We have developed and acquired banking application software systems that we
market, together with compatible computer hardware, to financial institutions
throughout the United States. We also perform data conversion and software
installation for the implementation of our systems and provide continuing
customer maintenance and support services after the systems are installed. For
our customers who prefer not to make an up-front investment in software and
hardware, we provide our full range of products and services on an outsourced
basis through our nine data centers and 14 item processing centers located
across the United States.

     We derive revenues from three primary sources:

     -  sales of software licenses and installation services;

     -  maintenance, support and outsourcing service fees; and

     -  hardware sales.

     Over the last five fiscal years, our revenues have grown from $67.2 million
in fiscal 1995 to $193.5 million in fiscal 1999. Income from continuing
operations has grown from $9.1 million in fiscal 1995 to $32.7 million in fiscal
1999. This growth has resulted primarily from internal expansion supplemented by
strategic acquisitions, allowing us to develop new products and expand the
number of customers who use our core software systems to approximately 2,400 as
of June 30, 2000.

     Since July 1994, we have completed 15 strategic acquisitions. Ten of these
acquisitions were accounted for using the purchase method of accounting and our
consolidated financial statements include the results of operations of the
acquired companies from the dates of their respective acquisitions. The
remaining five acquisitions were accounted for as poolings-of-interests. The
comparisons set forth below reflect the fact that the consolidated financial
statements for fiscal years 1997, 1998 and 1999 have been restated to include
all acquisitions accounted for as poolings-of-interests as if each had occurred
at the beginning of the earliest period reported.


<PAGE>   2

     Software sales and installation revenue includes the licensing of
application software systems and the conversion and installation services
required for the customer's installation of the systems. We license our
proprietary software products under standard license agreements which typically
provide the customer with a non-exclusive, non-transferable right to use the
software for a term of up to 25 years on a single computer and for a single
financial institution location upon payment of the license fee. Generally, 25%
of license fees are payable upon execution of the license agreement, 65% upon
delivery of the software and the balance at the installation of the last
application module. We recognize 100% of software license revenue upon delivery
of the software and documentation. We recognize installation services each month
as services are performed under hourly contracts and at the completion of the
installations under fixed fee contracts.

     Maintenance and support fees are generated from ongoing services to assist
the customer in operating the systems and to modify and update the software and
from providing outsourced data processing services. Revenues from software
maintenance are generated pursuant to annual agreements and are recognized
ratably over the life of the agreements. Outsourcing services are performed
through data centers. Revenues from outsourced data processing are derived from
monthly usage fees typically under five-year service contracts with our
customers. We recognize the revenues under these outsourcing contracts as
services are performed.

     Cost of services represents direct costs associated with conversion and
installation efforts, ongoing maintenance and support for our in-house customers
and operation of our centers providing services for our outsourced customers.
These costs are recognized as they are incurred.

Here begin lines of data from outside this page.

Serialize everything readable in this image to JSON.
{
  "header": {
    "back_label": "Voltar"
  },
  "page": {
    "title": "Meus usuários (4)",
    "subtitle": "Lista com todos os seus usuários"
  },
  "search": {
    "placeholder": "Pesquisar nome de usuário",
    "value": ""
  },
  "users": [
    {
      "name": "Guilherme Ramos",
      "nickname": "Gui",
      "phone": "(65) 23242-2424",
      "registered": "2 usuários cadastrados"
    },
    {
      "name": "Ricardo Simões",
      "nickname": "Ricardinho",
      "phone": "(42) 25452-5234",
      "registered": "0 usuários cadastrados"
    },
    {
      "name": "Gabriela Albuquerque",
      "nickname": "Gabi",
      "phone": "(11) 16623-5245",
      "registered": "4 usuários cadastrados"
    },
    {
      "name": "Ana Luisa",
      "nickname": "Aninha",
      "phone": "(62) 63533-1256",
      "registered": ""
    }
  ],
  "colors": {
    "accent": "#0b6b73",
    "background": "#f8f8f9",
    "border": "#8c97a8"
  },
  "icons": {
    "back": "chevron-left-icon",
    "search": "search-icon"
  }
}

     We have entered into remarketing agreements with several hardware
manufacturers under which we sell computer hardware and related services to our
customers along with our banking software systems. Revenues from hardware sales
are recognized when the manufacturers ship the hardware. Cost of hardware
consists of the direct costs of purchasing the equipment from the manufacturers.
These costs are recognized at the same time as the related revenue.

     Selling and marketing expenses are all the expenses required to market and
sell our products and services. The most significant costs are compensation and
benefits and travel costs for our sales force.

     Research and development expenses consist of the costs incurred to develop
computer software. These costs generally are expensed as incurred with a major
portion of same being compensation and benefits for our development staff.
Certain of these new product development costs are capitalized from the point at
which technological feasibility has been established through the point at which
customer installation begins.

     General and administrative costs are comprised of all operating costs not
included above. Some of the more significant items are costs of our internal
administration costs of being a public company and depreciation and maintenance
of our corporate headquarters.


<PAGE>   3
                             RESULTS OF OPERATIONS

FISCAL 1999 COMPARED TO FISCAL 1998

REVENUES.  Revenues increased by 30.6% from $148.2 million in fiscal 1998 to
$193.5 million in fiscal 1999. Above average demand for our core software
products and related hardware resulting from the preparation for Y2K was a major
factor driving revenue growth in fiscal 1999. Each line item of revenues grew in
fiscal 1999 compared with the previous fiscal year, with the largest increase in
maintenance/support and service. Sales of complementary products and services,
which are primarily provided to customers utilizing our core software products,
provided a significant amount of revenue during 1999. Acquisitions, electronic
transaction fees, outsourcing fees, Internet banking, form sales and customer
support fees also contributed to the significant growth in total revenues during
that year.

COST OF SALES.  Cost of sales increased by 32.4% from $81.0 million in fiscal
1998 to $107.2 million in fiscal 1999, compared to a 30.6% increase in revenues
in fiscal 1999 compared to the previous year. Cost of hardware increased 26.1%
compared to the 21.2% increase in hardware revenue due to product mix of
hardware sold. Cost of services increased 39.6% compared to a 37.2% increase its
related components of revenue in fiscal 1999.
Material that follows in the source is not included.